The recognition of Clarke, Devoret, and Martinis occurs amid unprecedented investment in quantum computing. In 2024, quantum computing startups attracted USD 2.2 billion in venture capital funding alone—quadrupling investment levels from five years earlier. By mid-2025, total equity funding exceeded USD 3.77 billion, with the first half of the year alone accounting for USD 1.25 billion—more than double the equivalent period from the previous year.

This investment reflects genuine commercial momentum. IonQ, utilizing trapped-ion quantum computing (a complementary approach to superconducting qubits), reported USD 20.7 million in revenue for Q2 2025, with full-year revenue projected at USD 82–100 million.
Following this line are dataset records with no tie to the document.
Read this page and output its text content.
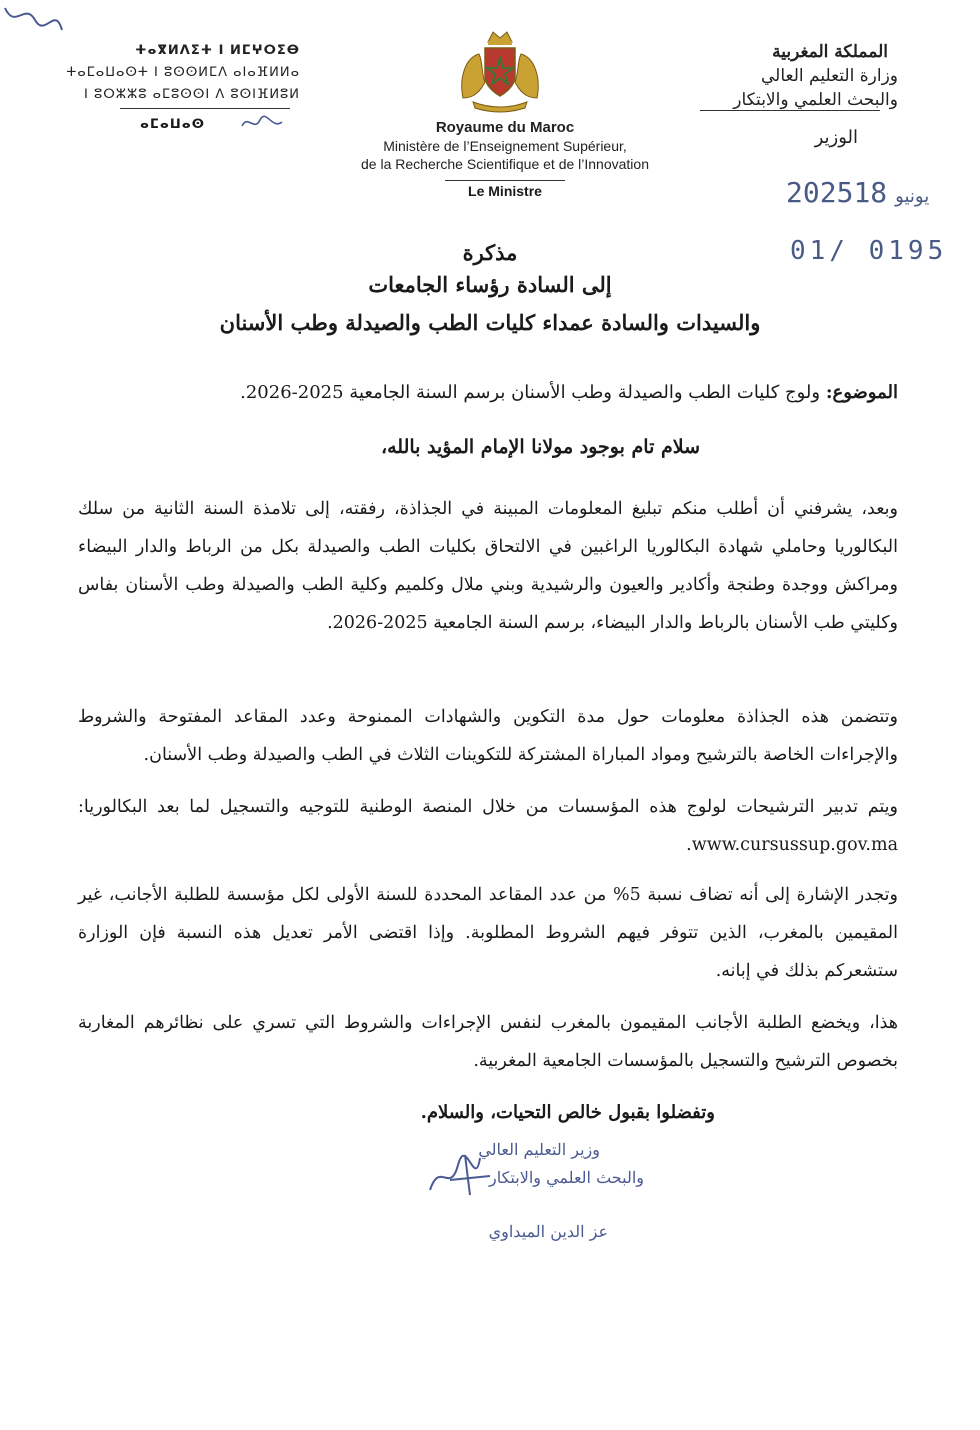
المملكة المغربية
وزارة التعليم العالي
والبحث العلمي والابتكار
الوزير
ⵜⴰⴳⵍⴷⵉⵜ ⵏ ⵍⵎⵖⵔⵉⴱ
ⵜⴰⵎⴰⵡⴰⵙⵜ ⵏ ⵓⵙⵙⵍⵎⴷ ⴰⵏⴰⴼⵍⵍⴰ
ⵏ ⵓⵔⵣⵣⵓ ⴰⵎⵓⵙⵙⵏ ⴷ ⵓⵙⵏⴼⵍⵓⵍ
ⴰⵎⴰⵡⴰⵙ	Royaume du Maroc
Ministère de l’Enseignement Supérieur,
de la Recherche Scientifique et de l’Innovation
Le Ministre	2025 يونيو18
01/ 0195
مذكرة
إلى السادة رؤساء الجامعات
والسيدات والسادة عمداء كليات الطب والصيدلة وطب الأسنان
الموضوع: ولوج كليات الطب والصيدلة وطب الأسنان برسم السنة الجامعية 2025-2026.
سلام تام بوجود مولانا الإمام المؤيد بالله،
وبعد، يشرفني أن أطلب منكم تبليغ المعلومات المبينة في الجذاذة، رفقته، إلى تلامذة السنة الثانية من سلك البكالوريا وحاملي شهادة البكالوريا الراغبين في الالتحاق بكليات الطب والصيدلة بكل من الرباط والدار البيضاء ومراكش ووجدة وطنجة وأكادير والعيون والرشيدية وبني ملال وكلميم وكلية الطب والصيدلة وطب الأسنان بفاس وكليتي طب الأسنان بالرباط والدار البيضاء، برسم السنة الجامعية 2025-2026.
وتتضمن هذه الجذاذة معلومات حول مدة التكوين والشهادات الممنوحة وعدد المقاعد المفتوحة والشروط والإجراءات الخاصة بالترشيح ومواد المباراة المشتركة للتكوينات الثلاث في الطب والصيدلة وطب الأسنان.
ويتم تدبير الترشيحات لولوج هذه المؤسسات من خلال المنصة الوطنية للتوجيه والتسجيل لما بعد البكالوريا: www.cursussup.gov.ma.
وتجدر الإشارة إلى أنه تضاف نسبة 5% من عدد المقاعد المحددة للسنة الأولى لكل مؤسسة للطلبة الأجانب، غير المقيمين بالمغرب، الذين تتوفر فيهم الشروط المطلوبة. وإذا اقتضى الأمر تعديل هذه النسبة فإن الوزارة ستشعركم بذلك في إبانه.
هذا، ويخضع الطلبة الأجانب المقيمون بالمغرب لنفس الإجراءات والشروط التي تسري على نظائرهم المغاربة بخصوص الترشيح والتسجيل بالمؤسسات الجامعية المغربية.
وتفضلوا بقبول خالص التحيات، والسلام.
وزير التعليم العالي
والبحث العلمي والابتكار
عز الدين الميداوي
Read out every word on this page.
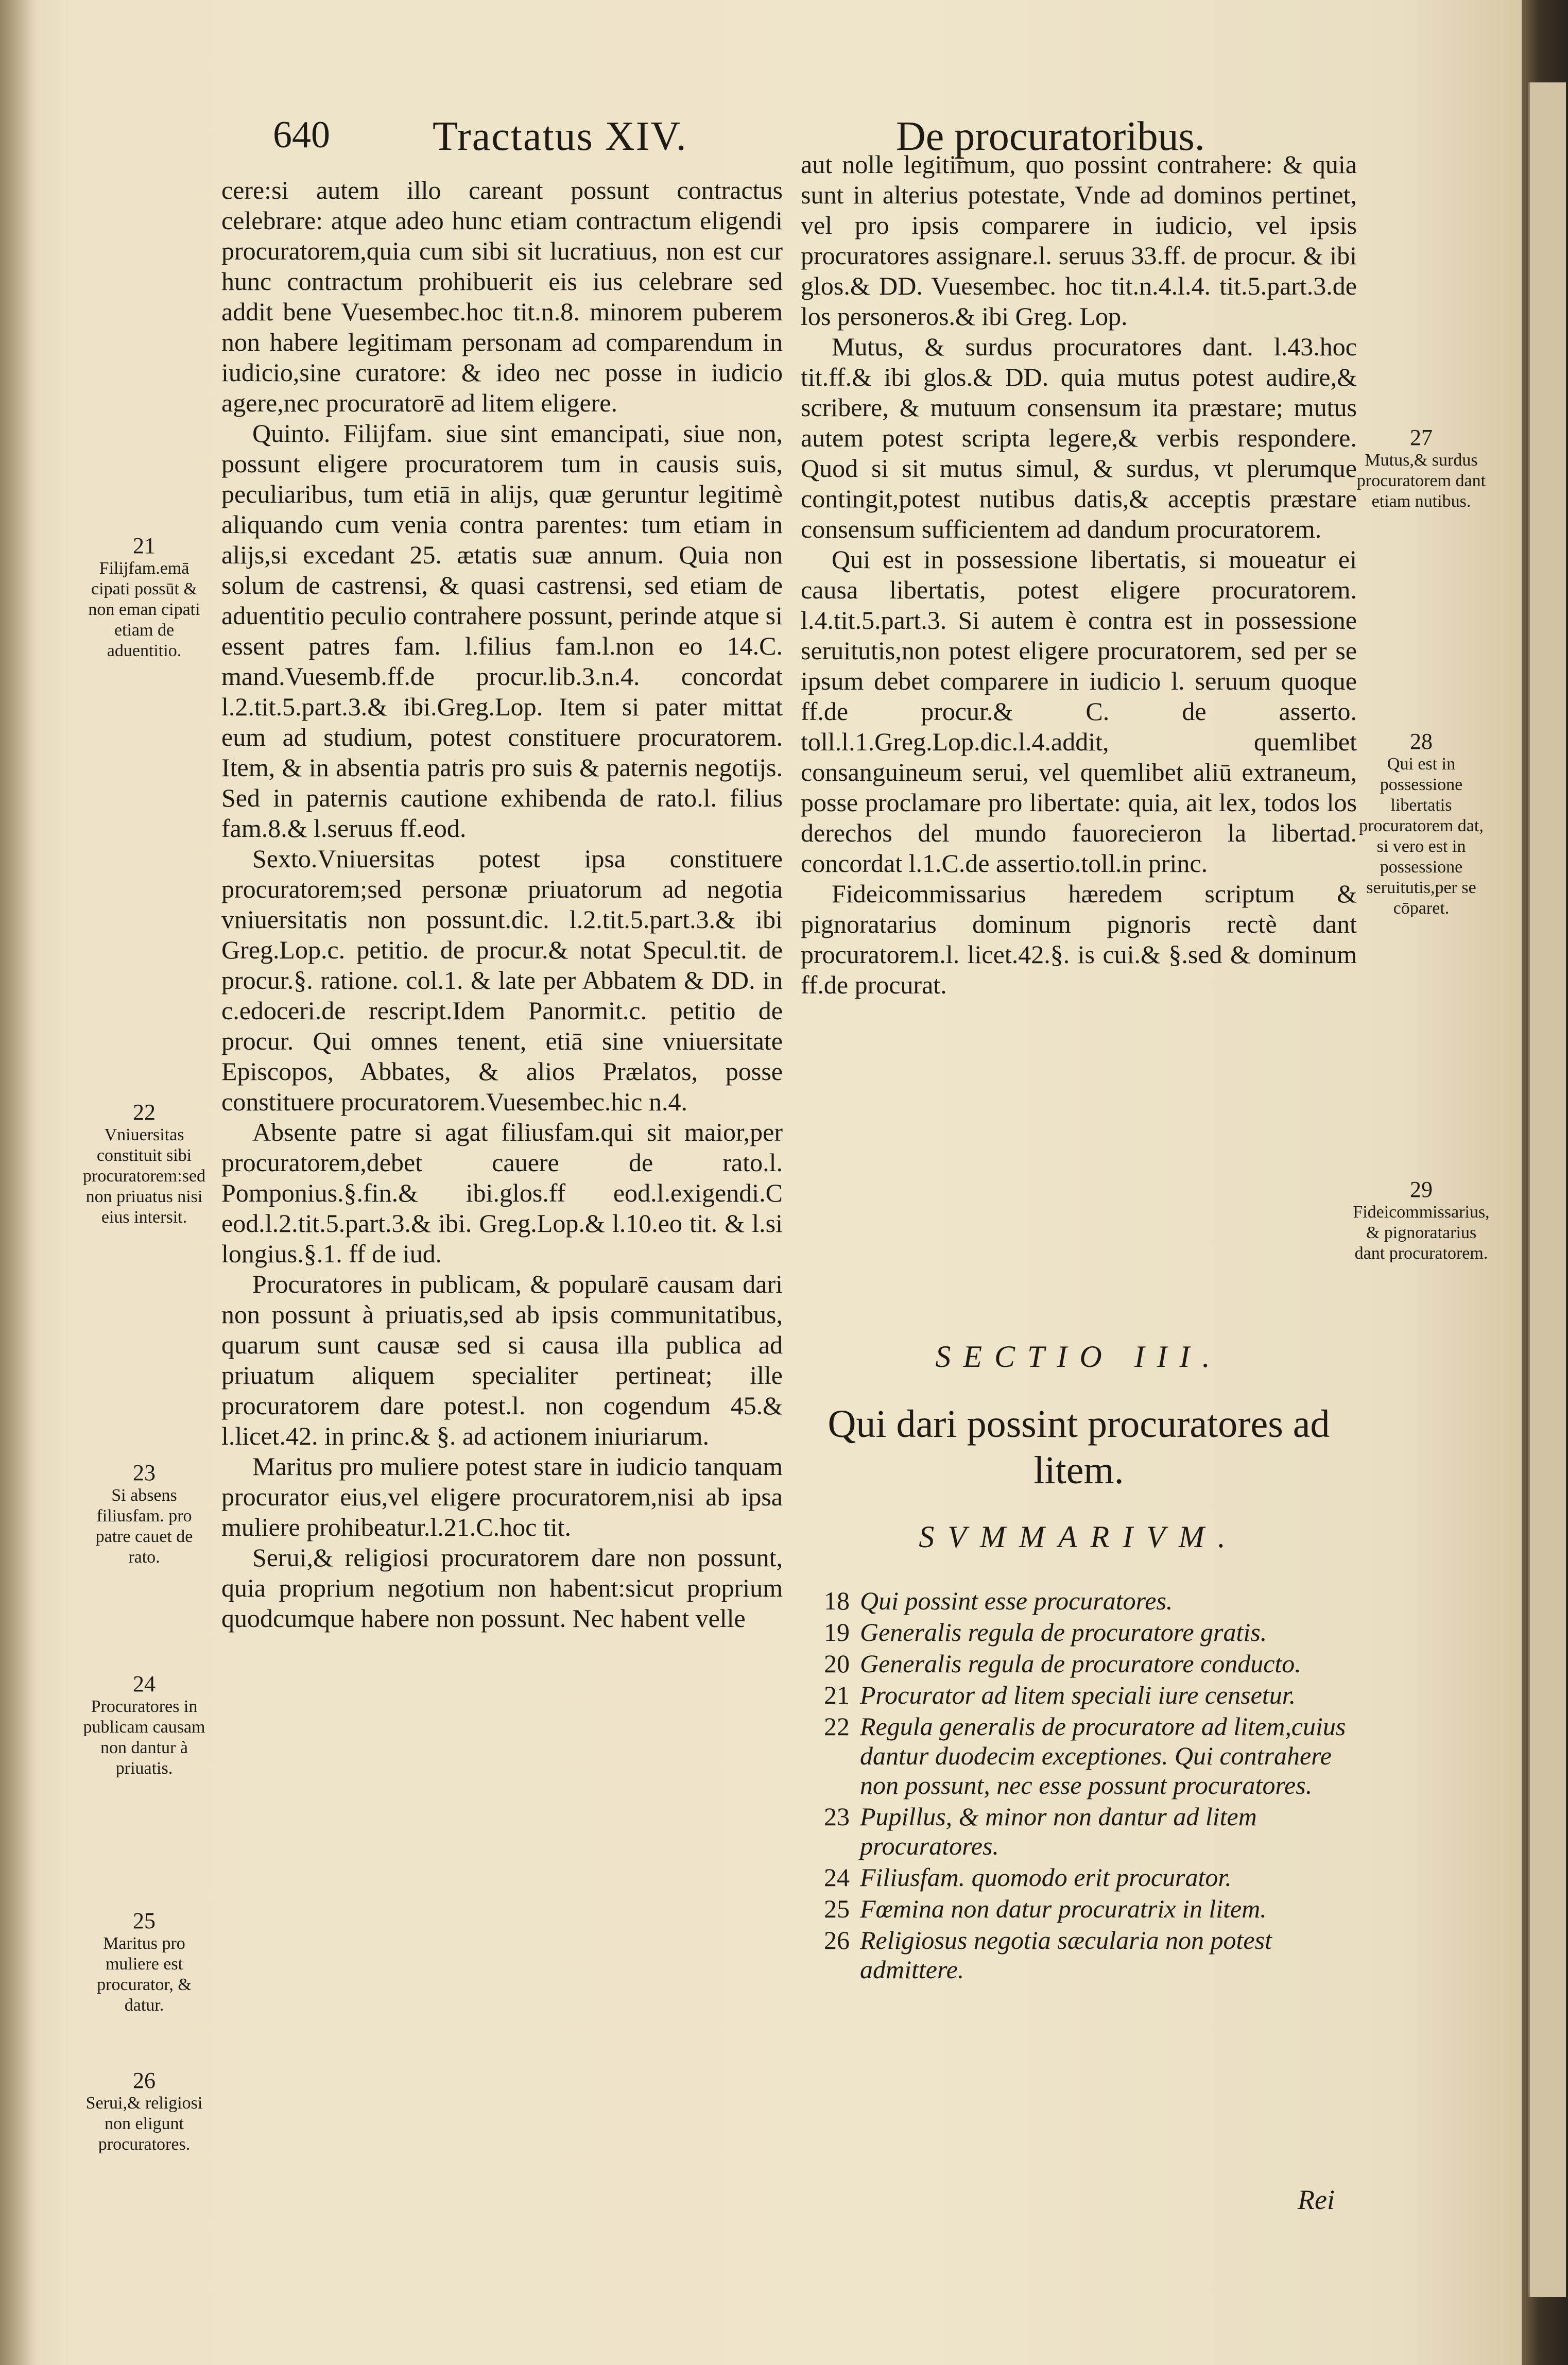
640 Tractatus XIV.	De procuratoribus.

cere:si autem illo careant possunt contractus celebrare: atque adeo hunc etiam contractum eligendi procuratorem,quia cum sibi sit lucratiuus, non est cur hunc contractum prohibuerit eis ius celebrare sed addit bene Vuesembec.hoc tit.n.8. minorem puberem non habere legitimam personam ad comparendum in iudicio,sine curatore: & ideo nec posse in iudicio agere,nec procuratorē ad litem eligere.

Quinto. Filijfam. siue sint emancipati, siue non, possunt eligere procuratorem tum in causis suis, peculiaribus, tum etiā in alijs, quæ geruntur legitimè aliquando cum venia contra parentes: tum etiam in alijs,si excedant 25. ætatis suæ annum. Quia non solum de castrensi, & quasi castrensi, sed etiam de aduentitio peculio contrahere possunt, perinde atque si essent patres fam. l.filius fam.l.non eo 14.C. mand.Vuesemb.ff.de procur.lib.3.n.4. concordat l.2.tit.5.part.3.& ibi.Greg.Lop. Item si pater mittat eum ad studium, potest constituere procuratorem. Item, & in absentia patris pro suis & paternis negotijs. Sed in paternis cautione exhibenda de rato.l. filius fam.8.& l.seruus ff.eod.

Sexto.Vniuersitas potest ipsa constituere procuratorem;sed personæ priuatorum ad negotia vniuersitatis non possunt.dic. l.2.tit.5.part.3.& ibi Greg.Lop.c. petitio. de procur.& notat Specul.tit. de procur.§. ratione. col.1. & late per Abbatem & DD. in c.edoceri.de rescript.Idem Panormit.c. petitio de procur. Qui omnes tenent, etiā sine vniuersitate Episcopos, Abbates, & alios Prælatos, posse constituere procuratorem.Vuesembec.hic n.4.

Absente patre si agat filiusfam.qui sit maior,per procuratorem,debet cauere de rato.l. Pomponius.§.fin.& ibi.glos.ff eod.l.exigendi.C eod.l.2.tit.5.part.3.& ibi. Greg.Lop.& l.10.eo tit. & l.si longius.§.1. ff de iud.

Procuratores in publicam, & popularē causam dari non possunt à priuatis,sed ab ipsis communitatibus, quarum sunt causæ sed si causa illa publica ad priuatum aliquem specialiter pertineat; ille procuratorem dare potest.l. non cogendum 45.& l.licet.42. in princ.& §. ad actionem iniuriarum.

Maritus pro muliere potest stare in iudicio tanquam procurator eius,vel eligere procuratorem,nisi ab ipsa muliere prohibeatur.l.21.C.hoc tit.

Serui,& religiosi procuratorem dare non possunt, quia proprium negotium non habent:sicut proprium quodcumque habere non possunt. Nec habent velle

21
Filijfam.emā cipati possūt & non eman cipati etiam de aduentitio.
22
Vniuersitas constituit sibi procuratorem:sed non priuatus nisi eius intersit.
23
Si absens filiusfam. pro patre cauet de rato.
24
Procuratores in publicam causam non dantur à priuatis.
25
Maritus pro muliere est procurator, & datur.
26
Serui,& religiosi non eligunt procuratores.

aut nolle legitimum, quo possint contrahere: & quia sunt in alterius potestate, Vnde ad dominos pertinet, vel pro ipsis comparere in iudicio, vel ipsis procuratores assignare.l. seruus 33.ff. de procur. & ibi glos.& DD. Vuesembec. hoc tit.n.4.l.4. tit.5.part.3.de los personeros.& ibi Greg. Lop.

Mutus, & surdus procuratores dant. l.43.hoc tit.ff.& ibi glos.& DD. quia mutus potest audire,& scribere, & mutuum consensum ita præstare; mutus autem potest scripta legere,& verbis respondere. Quod si sit mutus simul, & surdus, vt plerumque contingit,potest nutibus datis,& acceptis præstare consensum sufficientem ad dandum procuratorem.

Qui est in possessione libertatis, si moueatur ei causa libertatis, potest eligere procuratorem. l.4.tit.5.part.3. Si autem è contra est in possessione seruitutis,non potest eligere procuratorem, sed per se ipsum debet comparere in iudicio l. seruum quoque ff.de procur.& C. de asserto. toll.l.1.Greg.Lop.dic.l.4.addit, quemlibet consanguineum serui, vel quemlibet aliū extraneum, posse proclamare pro libertate: quia, ait lex, todos los derechos del mundo fauorecieron la libertad. concordat l.1.C.de assertio.toll.in princ.

Fideicommissarius hæredem scriptum & pignoratarius dominum pignoris rectè dant procuratorem.l. licet.42.§. is cui.& §.sed & dominum ff.de procurat.

27
Mutus,& surdus procuratorem dant etiam nutibus.
28
Qui est in possessione libertatis procuratorem dat, si vero est in possessione seruitutis,per se cōparet.
29
Fideicommissarius, & pignoratarius dant procuratorem.
SECTIO III.
Qui dari possint procuratores ad litem.
SVMMARIVM.
18 Qui possint esse procuratores.
19 Generalis regula de procuratore gratis.
20 Generalis regula de procuratore conducto.
21 Procurator ad litem speciali iure censetur.
22 Regula generalis de procuratore ad litem,cuius dantur duodecim exceptiones. Qui contrahere non possunt, nec esse possunt procuratores.
23 Pupillus, & minor non dantur ad litem procuratores.
24 Filiusfam. quomodo erit procurator.
25 Fœmina non datur procuratrix in litem.
26 Religiosus negotia sæcularia non potest admittere.
Rei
Multiple quantum computing companies are pursuing aggressive hardware roadmaps: Fujitsu and RIKEN announced a 256-qubit superconducting quantum computer in April 2025 and plan a 1,000-qubit machine by 2026. IBM aims for quantum circuits with up to 7,500 gates by 2026 and quantum-centric supercomputers with thousands of logical qubits by 2033.

However, experts caution that despite remarkable breakthroughs, quantum computing remains in the research stage. Nobel laureate Frank Wilczek recently noted that "quantum computers remain in the research stage and classical computers will remain superior for the foreseeable future." The industry has transitioned from pure hype to demanding concrete applications and customer adoption, marking quantum computing's maturation into a serious technology development effort.

Conclusion

The 2025 Nobel Prize in Physics represents recognition of one of the most consequential discoveries in modern physics: that quantum mechanics operates at scales far larger than previously demonstrated, and that this macroscopic quantum behavior can be harnessed for practical technological applications. From the fundamental physics experiments conducted four decades ago, Clarke, Devoret, and Martinis catalyzed a revolution in quantum technology that continues to accelerate.

Their work exemplifies how curiosity-driven fundamental research, pursued without immediate practical application in mind, can ultimately transform entire industries. The superconducting circuits and qubits that form the basis of today's most advanced quantum computers exist as direct consequences of their discovery. As quantum computing and other quantum technologies continue their rapid development, the foundational achievements of these three laureates will remain central to the field. Their recognition comes at an opportune moment, validating both the scientific importance and the practical relevance of quantum technology to addressing humanity's most challenging problems.